Les Chroniques de Sire Jean Froissart/Livre I, Partie I/Chapitre CC

Livre I. — Partie I. [1342]

CHAPITRE CC.


Comment le comte de Salebrin, le comte de Pennebruich, le comte de Suffolch et le comte de Cornouaille assiégèrent la cité de Rennes.


Ainsi que je vous conte fut la cité de Vennes à ce temps prise par l’emprise de messire Robert d’Artois, dont tout le pays d’environ fut durement émerveillé ; et en murmura grandement sur la partie des chevaliers qui dedans étoient, au jour qu’elle fut prise, combien que je cuide bien que ce fut à grand tort ; car ils perdirent plus que tous les autres, et l’ennui qu’ils en eurent ils le démontrèrent assez tôt après, si comme vous orrez tantôt en l’histoire.
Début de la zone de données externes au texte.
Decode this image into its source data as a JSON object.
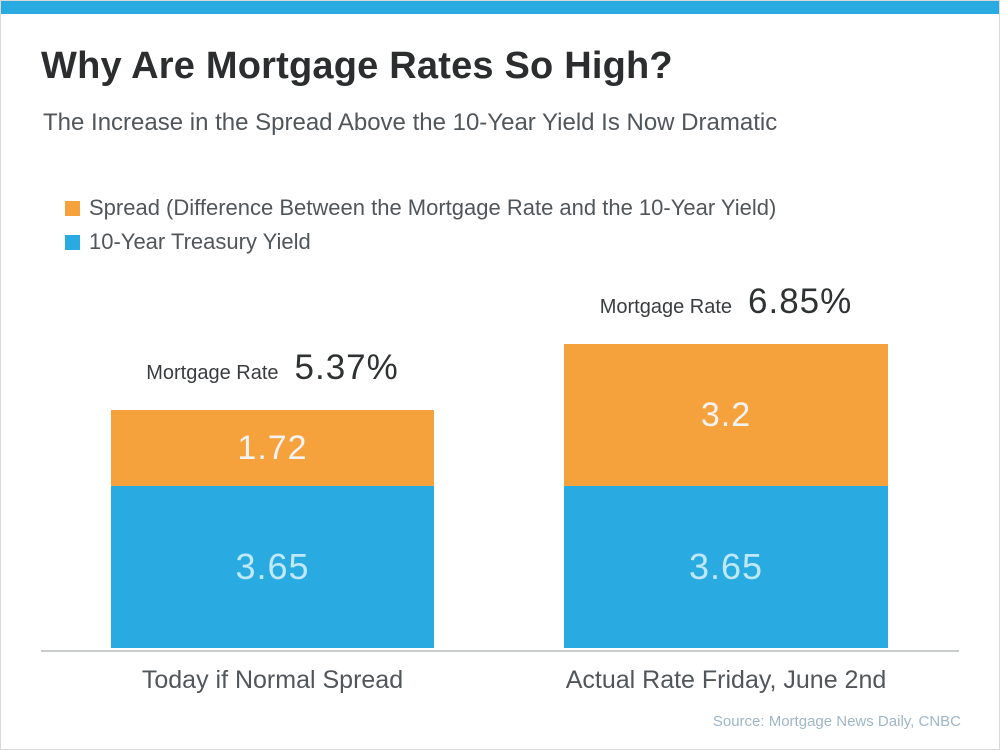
{
  "colors": {
    "accent_blue": "#29ABE2",
    "accent_orange": "#F6A23C",
    "axis_gray": "#c9cccd"
  },
  "chart_data": {
    "type": "bar",
    "stacked": true,
    "title": "Why Are Mortgage Rates So High?",
    "subtitle": "The Increase in the Spread Above the 10-Year Yield Is Now Dramatic",
    "source": "Source: Mortgage News Daily, CNBC",
    "categories": [
      "Today if Normal Spread",
      "Actual Rate Friday, June 2nd"
    ],
    "series": [
      {
        "name": "10-Year Treasury Yield",
        "color": "#29ABE2",
        "values": [
          3.65,
          3.65
        ]
      },
      {
        "name": "Spread (Difference Between the Mortgage Rate and the 10-Year Yield)",
        "color": "#F6A23C",
        "values": [
          1.72,
          3.2
        ]
      }
    ],
    "totals": [
      {
        "label": "Mortgage Rate",
        "value": "5.37%"
      },
      {
        "label": "Mortgage Rate",
        "value": "6.85%"
      }
    ],
    "legend": [
      {
        "label": "Spread (Difference Between the Mortgage Rate and the 10-Year Yield)",
        "color": "#F6A23C"
      },
      {
        "label": "10-Year Treasury Yield",
        "color": "#29ABE2"
      }
    ],
    "ylim": [
      0,
      7.5
    ],
    "grid": false,
    "legend_position": "top-left"
  }
}
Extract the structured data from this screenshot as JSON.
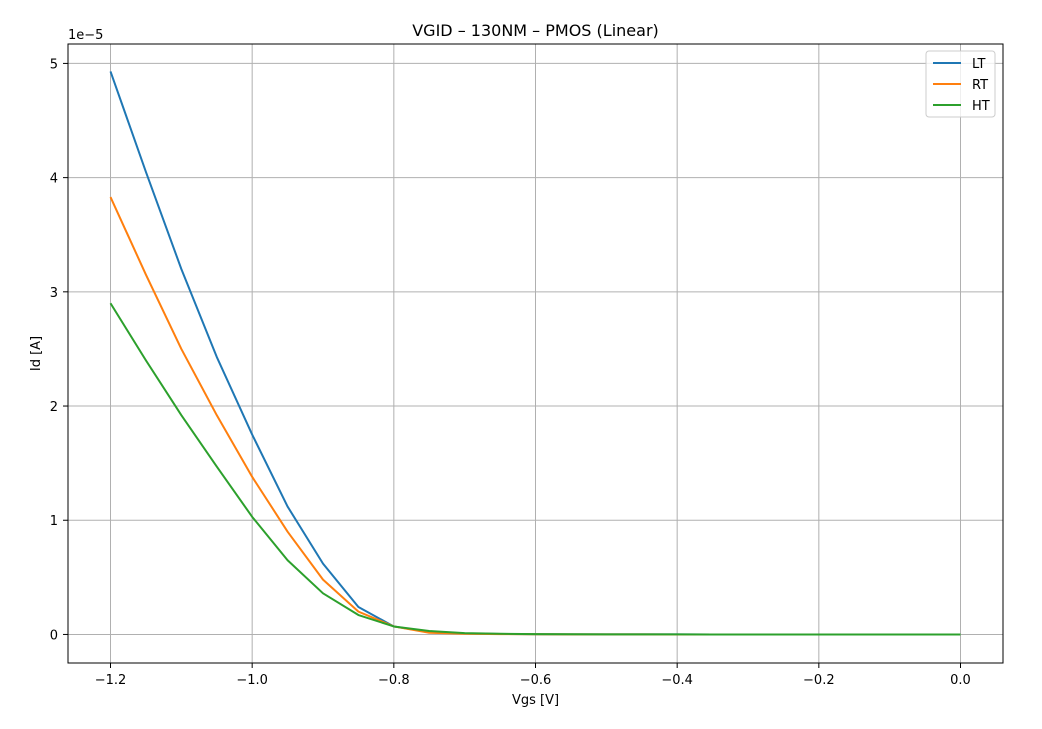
{
  "chart_data": {
    "type": "line",
    "title": "VGID – 130NM – PMOS (Linear)",
    "xlabel": "Vgs [V]",
    "ylabel": "Id [A]",
    "y_offset_text": "1e−5",
    "xlim": [
      -1.26,
      0.06
    ],
    "ylim": [
      -0.25,
      5.17
    ],
    "y_scale_exponent": -5,
    "xticks": [
      -1.2,
      -1.0,
      -0.8,
      -0.6,
      -0.4,
      -0.2,
      0.0
    ],
    "xtick_labels": [
      "−1.2",
      "−1.0",
      "−0.8",
      "−0.6",
      "−0.4",
      "−0.2",
      "0.0"
    ],
    "yticks": [
      0,
      1,
      2,
      3,
      4,
      5
    ],
    "ytick_labels": [
      "0",
      "1",
      "2",
      "3",
      "4",
      "5"
    ],
    "grid": true,
    "legend_position": "top-right",
    "x": [
      -1.2,
      -1.15,
      -1.1,
      -1.05,
      -1.0,
      -0.95,
      -0.9,
      -0.85,
      -0.8,
      -0.75,
      -0.7,
      -0.65,
      -0.6,
      -0.55,
      -0.5,
      -0.45,
      -0.4,
      -0.35,
      -0.3,
      -0.25,
      -0.2,
      -0.15,
      -0.1,
      -0.05,
      0.0
    ],
    "series": [
      {
        "name": "LT",
        "color": "#1f77b4",
        "values": [
          4.93,
          4.05,
          3.2,
          2.43,
          1.75,
          1.12,
          0.62,
          0.24,
          0.07,
          0.02,
          0.008,
          0.004,
          0.002,
          0.001,
          0.0005,
          0.0003,
          0.0002,
          0.0001,
          0.0001,
          0.0,
          0.0,
          0.0,
          0.0,
          0.0,
          0.0
        ]
      },
      {
        "name": "RT",
        "color": "#ff7f0e",
        "values": [
          3.83,
          3.15,
          2.5,
          1.92,
          1.38,
          0.9,
          0.48,
          0.2,
          0.07,
          0.015,
          0.006,
          0.003,
          0.0015,
          0.0008,
          0.0004,
          0.0002,
          0.0001,
          0.0001,
          0.0,
          0.0,
          0.0,
          0.0,
          0.0,
          0.0,
          0.0
        ]
      },
      {
        "name": "HT",
        "color": "#2ca02c",
        "values": [
          2.9,
          2.4,
          1.92,
          1.47,
          1.03,
          0.65,
          0.36,
          0.17,
          0.07,
          0.03,
          0.012,
          0.006,
          0.003,
          0.0015,
          0.0008,
          0.0004,
          0.0002,
          0.0001,
          0.0001,
          0.0,
          0.0,
          0.0,
          0.0,
          0.0,
          0.0
        ]
      }
    ]
  },
  "colors": {
    "grid": "#b0b0b0",
    "axes": "#000000",
    "legend_border": "#cccccc"
  }
}
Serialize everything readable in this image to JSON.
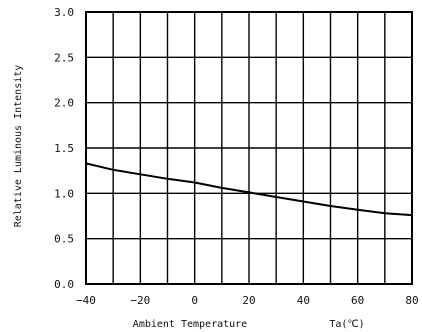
{
  "chart_data": {
    "type": "line",
    "title": "",
    "xlabel": "Ambient Temperature",
    "xunit": "Ta(℃)",
    "ylabel": "Relative Luminous Intensity",
    "xlim": [
      -40,
      80
    ],
    "ylim": [
      0.0,
      3.0
    ],
    "xticks": [
      -40,
      -20,
      0,
      20,
      40,
      60,
      80
    ],
    "xtick_labels": [
      "−40",
      "−20",
      "0",
      "20",
      "40",
      "60",
      "80"
    ],
    "yticks": [
      0.0,
      0.5,
      1.0,
      1.5,
      2.0,
      2.5,
      3.0
    ],
    "ytick_labels": [
      "0.0",
      "0.5",
      "1.0",
      "1.5",
      "2.0",
      "2.5",
      "3.0"
    ],
    "grid": true,
    "grid_x_step": 10,
    "grid_y_step": 0.5,
    "line_color": "#000000",
    "series": [
      {
        "x": [
          -40,
          -30,
          -20,
          -10,
          0,
          10,
          20,
          30,
          40,
          50,
          60,
          70,
          80
        ],
        "values": [
          1.33,
          1.26,
          1.21,
          1.16,
          1.12,
          1.06,
          1.01,
          0.96,
          0.91,
          0.86,
          0.82,
          0.78,
          0.76
        ]
      }
    ]
  }
}
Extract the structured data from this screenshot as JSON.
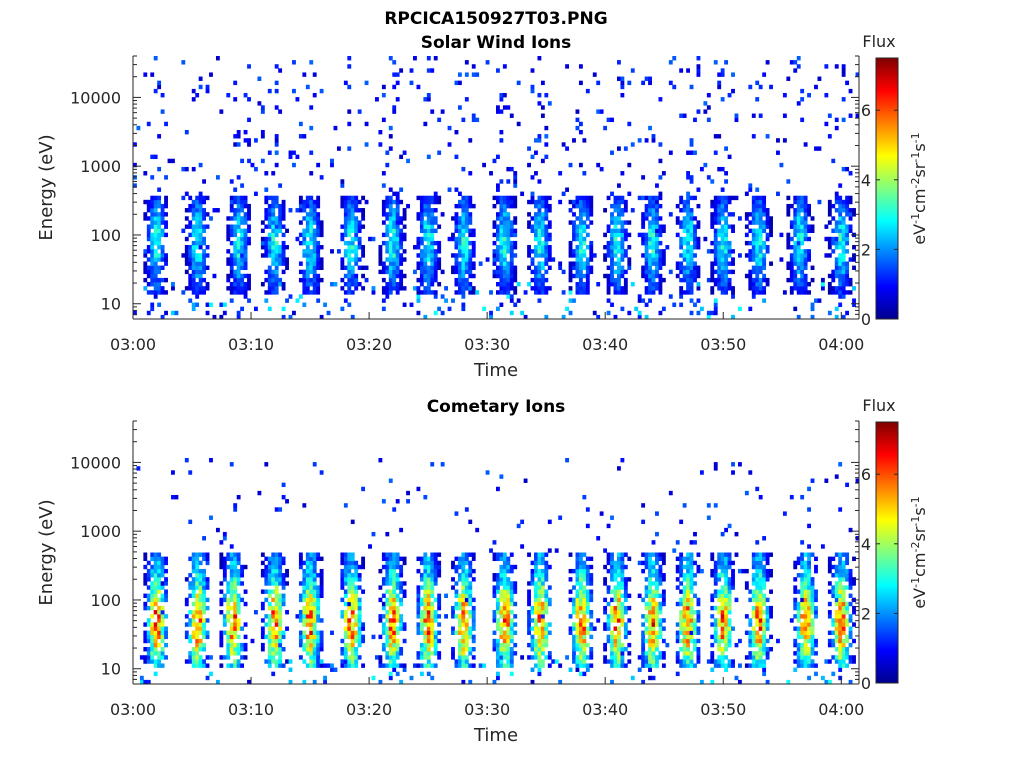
{
  "figure_title": "RPCICA150927T03.PNG",
  "chart_data": [
    {
      "type": "heatmap",
      "title": "Solar Wind Ions",
      "xlabel": "Time",
      "ylabel": "Energy (eV)",
      "x_ticks": [
        "03:00",
        "03:10",
        "03:20",
        "03:30",
        "03:40",
        "03:50",
        "04:00"
      ],
      "x_range_minutes": [
        0,
        61.5
      ],
      "y_scale": "log",
      "y_ticks": [
        10,
        100,
        1000,
        10000
      ],
      "y_tick_labels": [
        "10",
        "100",
        "1000",
        "10000"
      ],
      "y_range": [
        6,
        40000
      ],
      "colorbar": {
        "title": "Flux",
        "label": "eV-1cm-2sr-1s-1",
        "range": [
          0,
          7.5
        ],
        "ticks": [
          0,
          2,
          4,
          6
        ],
        "colormap": "jet"
      },
      "burst_centers_minutes": [
        2,
        5.5,
        9,
        12,
        15,
        18.5,
        22,
        25,
        28,
        31.5,
        34.5,
        38,
        41,
        44,
        47,
        50,
        53,
        56.5,
        60
      ],
      "core_energy_range_ev": [
        20,
        300
      ],
      "peak_flux": 3.0,
      "background": "sparse scattered counts up to 40000 eV, flux ~0.5-1.5",
      "grid": false
    },
    {
      "type": "heatmap",
      "title": "Cometary Ions",
      "xlabel": "Time",
      "ylabel": "Energy (eV)",
      "x_ticks": [
        "03:00",
        "03:10",
        "03:20",
        "03:30",
        "03:40",
        "03:50",
        "04:00"
      ],
      "x_range_minutes": [
        0,
        61.5
      ],
      "y_scale": "log",
      "y_ticks": [
        10,
        100,
        1000,
        10000
      ],
      "y_tick_labels": [
        "10",
        "100",
        "1000",
        "10000"
      ],
      "y_range": [
        6,
        40000
      ],
      "colorbar": {
        "title": "Flux",
        "label": "eV-1cm-2sr-1s-1",
        "range": [
          0,
          7.5
        ],
        "ticks": [
          0,
          2,
          4,
          6
        ],
        "colormap": "jet"
      },
      "burst_centers_minutes": [
        2,
        5.5,
        8.5,
        12,
        15,
        18.5,
        22,
        25,
        28,
        31.5,
        34.5,
        38,
        41,
        44,
        47,
        50,
        53,
        57,
        60
      ],
      "core_energy_range_ev": [
        15,
        400
      ],
      "peak_flux": 6.0,
      "background": "sparse scattered counts up to 10000 eV, flux ~0.5-1.5",
      "grid": false
    }
  ]
}
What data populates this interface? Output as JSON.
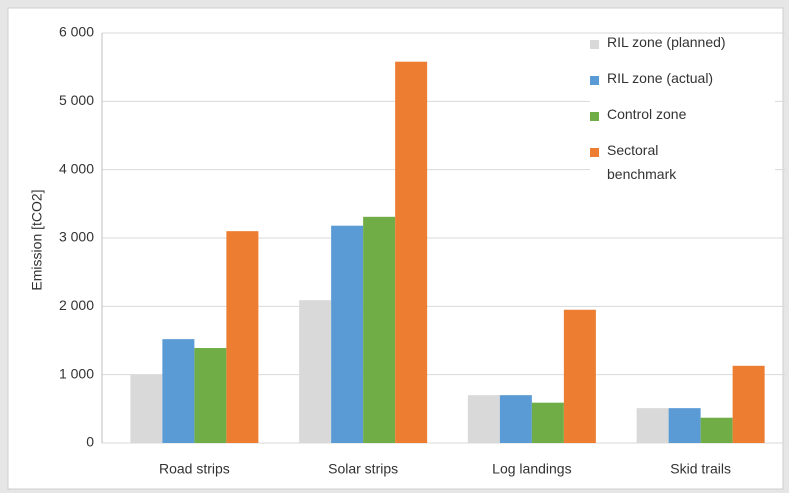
{
  "chart_data": {
    "type": "bar",
    "y_label": "Emission [tCO2]",
    "categories": [
      "Road strips",
      "Solar strips",
      "Log landings",
      "Skid trails"
    ],
    "series": [
      {
        "name": "RIL zone (planned)",
        "color": "#d9d9d9",
        "values": [
          1000,
          2090,
          700,
          510
        ]
      },
      {
        "name": "RIL zone (actual)",
        "color": "#5b9bd5",
        "values": [
          1520,
          3180,
          700,
          510
        ]
      },
      {
        "name": "Control zone",
        "color": "#70ad47",
        "values": [
          1390,
          3310,
          590,
          370
        ]
      },
      {
        "name": "Sectoral benchmark",
        "color": "#ed7d31",
        "values": [
          3100,
          5580,
          1950,
          1130
        ]
      }
    ],
    "ylim": [
      0,
      6000
    ],
    "yticks": [
      0,
      {
        "value": 1000,
        "label": "1 000"
      },
      {
        "value": 2000,
        "label": "2 000"
      },
      {
        "value": 3000,
        "label": "3 000"
      },
      {
        "value": 4000,
        "label": "4 000"
      },
      {
        "value": 5000,
        "label": "5 000"
      },
      {
        "value": 6000,
        "label": "6 000"
      }
    ],
    "grid": true,
    "legend": "right"
  }
}
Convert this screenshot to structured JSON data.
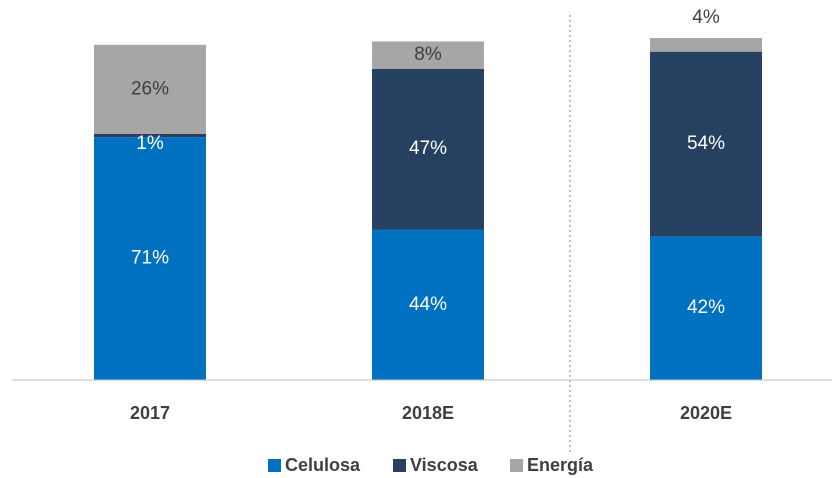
{
  "chart_data": {
    "type": "stacked_bar",
    "categories": [
      "2017",
      "2018E",
      "2020E"
    ],
    "series": [
      {
        "name": "Celulosa",
        "color": "#0070c0",
        "values": [
          71,
          44,
          42
        ],
        "value_labels": [
          "71%",
          "44%",
          "42%"
        ]
      },
      {
        "name": "Viscosa",
        "color": "#254061",
        "values": [
          1,
          47,
          54
        ],
        "value_labels": [
          "1%",
          "47%",
          "54%"
        ]
      },
      {
        "name": "Energía",
        "color": "#a6a6a6",
        "values": [
          26,
          8,
          4
        ],
        "value_labels": [
          "26%",
          "8%",
          "4%"
        ]
      }
    ],
    "ylim": [
      0,
      100
    ],
    "legend": "bottom"
  }
}
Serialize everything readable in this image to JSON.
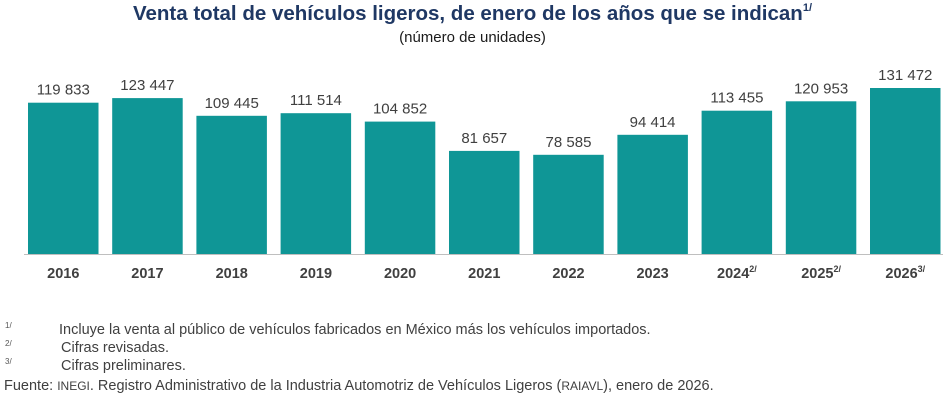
{
  "header": {
    "title": "Venta total de vehículos ligeros, de enero de los años que se indican",
    "title_mark": "1/",
    "subtitle": "(número de unidades)"
  },
  "chart_data": {
    "type": "bar",
    "title": "Venta total de vehículos ligeros, de enero de los años que se indican",
    "subtitle": "(número de unidades)",
    "categories": [
      "2016",
      "2017",
      "2018",
      "2019",
      "2020",
      "2021",
      "2022",
      "2023",
      "2024",
      "2025",
      "2026"
    ],
    "category_marks": [
      "",
      "",
      "",
      "",
      "",
      "",
      "",
      "",
      "2/",
      "2/",
      "3/"
    ],
    "values": [
      119833,
      123447,
      109445,
      111514,
      104852,
      81657,
      78585,
      94414,
      113455,
      120953,
      131472
    ],
    "value_labels": [
      "119 833",
      "123 447",
      "109 445",
      "111 514",
      "104 852",
      "81 657",
      "78 585",
      "94 414",
      "113 455",
      "120 953",
      "131 472"
    ],
    "xlabel": "",
    "ylabel": "",
    "ylim": [
      0,
      131472
    ],
    "grid": false,
    "legend": "none",
    "bar_color": "#0f9696"
  },
  "notes": [
    {
      "mark": "1/",
      "text": "Incluye la venta al público de vehículos fabricados en México más los vehículos importados."
    },
    {
      "mark": "2/",
      "text": "Cifras revisadas."
    },
    {
      "mark": "3/",
      "text": "Cifras preliminares."
    }
  ],
  "source": {
    "prefix": "Fuente: ",
    "org": "INEGI",
    "middle": ". Registro Administrativo de la Industria Automotriz de Vehículos Ligeros (",
    "abbr": "RAIAVL",
    "suffix": "), enero de 2026."
  }
}
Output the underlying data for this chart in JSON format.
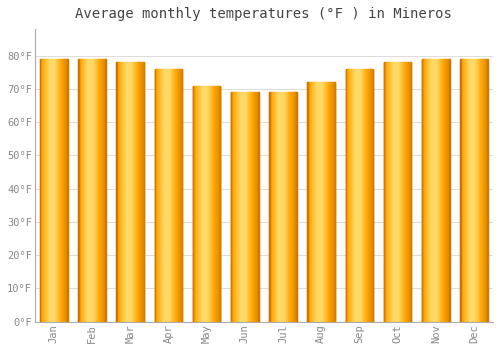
{
  "title": "Average monthly temperatures (°F ) in Mineros",
  "months": [
    "Jan",
    "Feb",
    "Mar",
    "Apr",
    "May",
    "Jun",
    "Jul",
    "Aug",
    "Sep",
    "Oct",
    "Nov",
    "Dec"
  ],
  "values": [
    79,
    79,
    78,
    76,
    71,
    69,
    69,
    72,
    76,
    78,
    79,
    79
  ],
  "bar_color_main": "#FFA500",
  "bar_color_light": "#FFD966",
  "bar_color_dark": "#CC7000",
  "ylim": [
    0,
    88
  ],
  "yticks": [
    0,
    10,
    20,
    30,
    40,
    50,
    60,
    70,
    80
  ],
  "ytick_labels": [
    "0°F",
    "10°F",
    "20°F",
    "30°F",
    "40°F",
    "50°F",
    "60°F",
    "70°F",
    "80°F"
  ],
  "bg_color": "#ffffff",
  "grid_color": "#dddddd",
  "title_fontsize": 10,
  "tick_fontsize": 7.5,
  "bar_edge_color": "#bbbbbb"
}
Au cinquième jour que la cité de Vennes eut été prise s’en retourna la comtesse de Montfort dedans Hainebon, messire Gautier de Mauny avec elle et messire Yves de Treseguidy et plusieurs autres chevaliers d’Angleterre et de Bretagne, pour doute des rencontres. Et se partirent encore de messire Robert d’Artois, le comte de Salebrin, le comte de Pennebruich, le comte de Suffolch, le comte de Cornouaille, à bien mille hommes d’armes et quatre mille archers[1], et s’en vinrent assiéger la cité de Rennes. Si s’en étoient partis, quatre jours devant, messire Charles de Blois et madame sa femme, et venus à Nantes : mais ils avoient laissé en la cité de Rennes grand’foison de chevaliers et d’écuyers. Et toudis se tenoit messire Louis d’Espaigne sur mer atout ses Espaignols et Gennevois ; et gardoit si près et si soigneusement les frontières d’Angleterre que nul ne pouvoit aller ni venir d’Angleterre en Bretagne qu’il ne fût en grand péril, et fit cette saison aux Anglois moult de contraire et de dommages.

  1. Trois mille hommes d’armes et autant d’archers, suivant l’Histoire de Bretagne.